There are several key formulations in transdisciplinarity that tie-in closely with communication ethics. These include:


 a) Transdisciplinarity is linked to the identification of complexity in both natural and social sciences. It recognises how a postmodern multi-modal knowledge construct helps provide a measure of integration within and between the sciences using a theory of physics.


b) This integration is achieved by recognizing the two great revolutions of the 20th century, the quantum revolution and the computer revolution. In recognising that new levels of reality exist, signified by recognition of the quantum domain and that computing supports amazing new capabilities to track our universe, transdisciplinarity, identifies a new dimension of human reality which communication scholars will recognise. Nicolescu calls it computer space-time (CST), a human domain of light-speed capability that is already used to evaluate, revise, create and reassess all human knowledge.


c) Linked to the new CST capabilities is the acceptance by physicists of ‘new levels of reality’ and the significant insight for communication and ethics of a revised, yet simple logic. Scholars who have looked into the logic/dialogic of classical knowledge will not be surprised that the limits of Aristotelian classical logic contained in the standard three laws (Law of Identity , Law of Non-Contradiction, Law of Excluded Middle) can be revised, based on the new quantum evaluation of complex physical reality.


Particularly for logic, this revision relates to the ‘excluded middle’, where Nicolescu, refers to Stéphane Lupasco, who, in the 1970s, conceived that a binary logic which depended on the separation of logical entities did not account for the relatedness of objects. Lupasco denied the ‘excluded middle’ and, instead. replaced it with an ‘included middle’ or tiers inclus (T-state) enabling a both/and category for logic, replacing the either/or option of ‘exclusion’.

 

d) For transdisciplinarity and for other disciplines, the recognition of a T-state re-balances logical objects in human knowledge by a ‘third-state’ - the interrelational, thereby providing an actual logic of change, explaining dynamic equilibrium and disequilibrium, while initiating a fundamental re-integration of human knowledge across the sciences through examination of ancient (il)logical structures. Under the transdisciplinary perspective, the relational dimension of all energy in the universe suggests a more subtle appreciation of connections using a new ‘modal logic’ and even a reintegration of ’science’ with the ’sacred’ by showing their interrelation.

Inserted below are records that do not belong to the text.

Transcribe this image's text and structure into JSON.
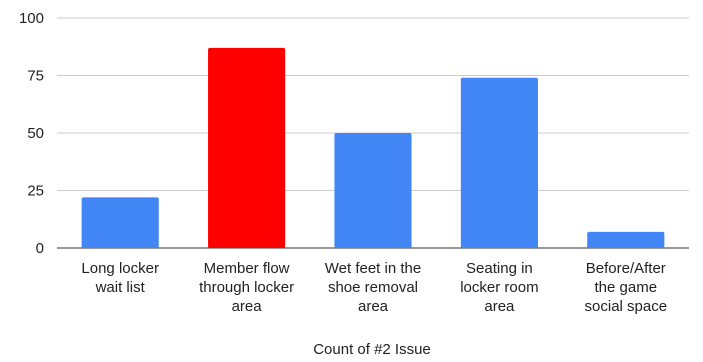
{
  "chart_data": {
    "type": "bar",
    "categories": [
      [
        "Long locker",
        "wait list"
      ],
      [
        "Member flow",
        "through locker",
        "area"
      ],
      [
        "Wet feet in the",
        "shoe removal",
        "area"
      ],
      [
        "Seating in",
        "locker room",
        "area"
      ],
      [
        "Before/After",
        "the game",
        "social space"
      ]
    ],
    "values": [
      22,
      87,
      50,
      74,
      7
    ],
    "colors": [
      "#4285f4",
      "#ff0000",
      "#4285f4",
      "#4285f4",
      "#4285f4"
    ],
    "xlabel": "Count of #2 Issue",
    "ylabel": "",
    "ylim": [
      0,
      100
    ],
    "yticks": [
      0,
      25,
      50,
      75,
      100
    ],
    "grid": true,
    "gridline_color": "#cccccc"
  }
}
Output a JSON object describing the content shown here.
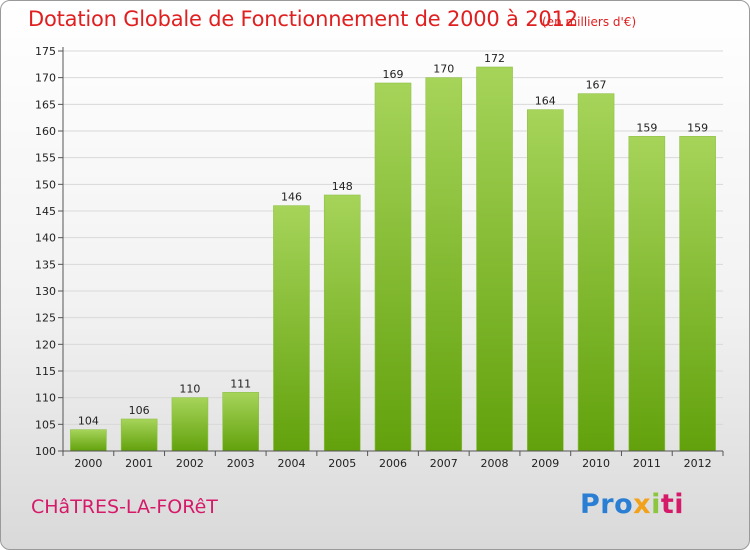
{
  "header": {
    "title": "Dotation Globale de Fonctionnement de 2000 à 2012",
    "unit": "(en milliers d'€)"
  },
  "footer": {
    "commune": "CHâTRES-LA-FORêT",
    "logo": {
      "p1": "Pro",
      "p2": "x",
      "p3": "i",
      "p4": "ti"
    }
  },
  "colors": {
    "bar_light": "#a6d45a",
    "bar_dark": "#62a10c",
    "title": "#e02020",
    "commune": "#d61a6a"
  },
  "chart_data": {
    "type": "bar",
    "title": "Dotation Globale de Fonctionnement de 2000 à 2012",
    "subtitle": "(en milliers d'€)",
    "categories": [
      "2000",
      "2001",
      "2002",
      "2003",
      "2004",
      "2005",
      "2006",
      "2007",
      "2008",
      "2009",
      "2010",
      "2011",
      "2012"
    ],
    "values": [
      104,
      106,
      110,
      111,
      146,
      148,
      169,
      170,
      172,
      164,
      167,
      159,
      159
    ],
    "ylim": [
      100,
      175
    ],
    "yticks": [
      100,
      105,
      110,
      115,
      120,
      125,
      130,
      135,
      140,
      145,
      150,
      155,
      160,
      165,
      170,
      175
    ],
    "grid": true,
    "legend": "none"
  }
}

e) For communication ethics, the transdisciplinary revision supports both dialectical suspicion of certainty, and integrates the natural and social sciences using in a multi-modal logic founded in postmodern physical reality. The suggestion here is that communication ethics, perhaps the most concise general theoretical conception in the social sciences, linked via the massive/complex capabilities of CST, can now be founded in a equally profound understanding held in the natural sciences, the quantum revolution. Together, each has a power which apart they lack. A transdisciplinary communication ethics is capable of being linked with other disciplines via a shared view of physical reality and a new modal logic; a logic that suits the open, interpretive and moral requirements of communication ethics and, in fact, of transdisciplinarity.


On a personal note, the theory of transdisciplinarity is supported by the method of 5D sense making that this author has published since 2001. 5D provides a simple method for communication ethics, and any other subject including transdisciplinarity, that enhances their common integration via a simple numerical patterning of key knowledge, aiming to signal the often sublimated theories and assumptions in text, and supporting the move to interactive (on and off line) knowledge examination via the use of visual mapping of data in real time.